RAG
Building a financial RAG pipeline on VectorFin
VectorFin is a drop-in retrieval layer for Retrieval-Augmented Generation (RAG). The API serves pre-computed embedding vectors (not raw text, and no server-side search): discover the available quarters with GET /v1/transcripts/{ticker}, pull the 768-dim vectors with GET /v1/embeddings/{ticker}?fiscal_period=..., then index them in your own vector store and rank by cosine similarity against your embedded query.
import os, requests, numpy as np, google.generativeai as genai
genai.configure(api_key=os.environ["GEMINI_API_KEY"])
VF = "https://api.vectorfinancials.com"
H = {"X-API-Key": os.environ["VECTORFIN_API_KEY"]}
question = "What did Apple management say about services margins in 2024?"
# 1. Discover which fiscal periods are available for the ticker.
periods = requests.get(f"{VF}/v1/transcripts/AAPL",
headers=H, params={"limit": 8}).json()
# 2. Pull the pre-computed embedding vectors for those periods.
records = []
for p in periods:
records += requests.get(
f"{VF}/v1/embeddings/AAPL",
headers=H,
params={"fiscal_period": p["fiscal_period"], "limit": 100},
).json()
# 3. Embed the query with the same model VectorFin uses, then rank
# by cosine similarity in YOUR vector store (the "R" in RAG).
q = genai.embed_content(
model="gemini-embedding-2-preview",
content=question,
task_type="retrieval_query",
)["embedding"]
q = np.asarray(q)
def cosine(v):
v = np.asarray(v)
return float(q @ v / (np.linalg.norm(q) * np.linalg.norm(v)))
top = sorted(records, key=lambda r: cosine(r["embedding"]), reverse=True)[:8]
# 4. Ground the LLM with citations (the "AG" in RAG). Note: you join
# against your own transcript text keyed by (fiscal_period, chunk_idx).
cites = "\n".join(
f"[{r['ticker']} {r['fiscal_period']} chunk {r['chunk_idx']}]"
for r in top
)
print("Top matches:\n" + cites)Want point-in-time RAG (e.g. answer Q2 2022 questions without future information)?

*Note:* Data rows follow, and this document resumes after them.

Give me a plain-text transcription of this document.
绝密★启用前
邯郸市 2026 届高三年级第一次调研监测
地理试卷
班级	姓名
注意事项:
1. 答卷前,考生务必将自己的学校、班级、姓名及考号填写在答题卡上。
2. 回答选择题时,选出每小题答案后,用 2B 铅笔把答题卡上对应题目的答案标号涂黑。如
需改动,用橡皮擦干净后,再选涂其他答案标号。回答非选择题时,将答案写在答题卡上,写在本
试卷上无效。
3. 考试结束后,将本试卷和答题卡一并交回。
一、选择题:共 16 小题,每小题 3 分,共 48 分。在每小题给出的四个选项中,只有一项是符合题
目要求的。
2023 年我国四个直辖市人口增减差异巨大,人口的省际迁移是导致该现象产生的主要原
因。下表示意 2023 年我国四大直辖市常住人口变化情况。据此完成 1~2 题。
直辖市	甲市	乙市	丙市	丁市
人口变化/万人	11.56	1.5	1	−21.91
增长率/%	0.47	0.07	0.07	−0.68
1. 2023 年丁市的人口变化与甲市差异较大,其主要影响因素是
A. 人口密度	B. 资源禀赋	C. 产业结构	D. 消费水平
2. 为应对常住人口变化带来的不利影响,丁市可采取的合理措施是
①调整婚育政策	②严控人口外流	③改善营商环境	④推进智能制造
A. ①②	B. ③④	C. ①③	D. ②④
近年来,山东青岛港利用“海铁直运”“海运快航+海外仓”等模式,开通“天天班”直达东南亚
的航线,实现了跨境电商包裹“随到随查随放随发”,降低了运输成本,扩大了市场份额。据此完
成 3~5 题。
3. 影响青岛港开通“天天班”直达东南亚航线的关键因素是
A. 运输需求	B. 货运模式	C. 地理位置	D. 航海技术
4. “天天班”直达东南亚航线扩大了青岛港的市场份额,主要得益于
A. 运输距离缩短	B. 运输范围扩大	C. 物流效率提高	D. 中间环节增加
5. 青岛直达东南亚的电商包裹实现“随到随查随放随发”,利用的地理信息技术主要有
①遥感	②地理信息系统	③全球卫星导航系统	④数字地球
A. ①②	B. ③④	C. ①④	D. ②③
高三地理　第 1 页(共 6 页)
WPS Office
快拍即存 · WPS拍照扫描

Every record is bitemporal, so filter the returned rows on knowledge_ts to drop anything we learned after your as-of date, the same way the underlying Apache Iceberg tables are stored.
On Pro and Enterprise you can run the retrieval step inside BigQuery instead of a separate vector store. BigQuery embeds the query for you, so there is no out-of-band query vector to paste: register a remote model over the Gemini endpoint, embed the question with ML.GENERATE_EMBEDDING (the same RETRIEVAL_QUERY task type and 768 dims the corpus uses), and VECTOR_SEARCH the shared transcript embeddings by cosine distance. See the BigQuery integration for the full walkthrough.
-- One-time: a remote model over the Vertex Gemini embedding endpoint.
CREATE OR REPLACE MODEL `[your_project].[your_dataset].gemini2_embed`
REMOTE WITH CONNECTION DEFAULT
OPTIONS (ENDPOINT = 'gemini-embedding-2-preview');
-- Rank earnings calls by how closely their chunks match the question.
SELECT
base.ticker AS ticker,
base.fiscal_period AS fiscal_period,
MIN(distance) AS best_chunk_distance,
ARRAY_AGG(base.chunk_idx ORDER BY distance LIMIT 10) AS relevant_chunk_indexes
FROM VECTOR_SEARCH(
TABLE `[your_project].[your_dataset].transcripts`,
'embedding',
(
SELECT ml_generate_embedding_result AS embedding
FROM ML.GENERATE_EMBEDDING(
MODEL `[your_project].[your_dataset].gemini2_embed`,
(SELECT 'How are operating margins trending and what is driving the change?' AS content),
STRUCT(TRUE AS flatten_json_output,
'RETRIEVAL_QUERY' AS task_type,
768 AS output_dimensionality)
)
),
top_k => 100,
distance_type => 'COSINE'
)
GROUP BY ticker, fiscal_period
ORDER BY best_chunk_distance
LIMIT 20;VECTOR_SEARCH returns chunk indexes, not prose. Join the ranked chunk_idx values back to the raw transcript text shared alongside the embeddings to read the matched paragraphs. UNNEST(... WITH OFFSET) keeps the rank order.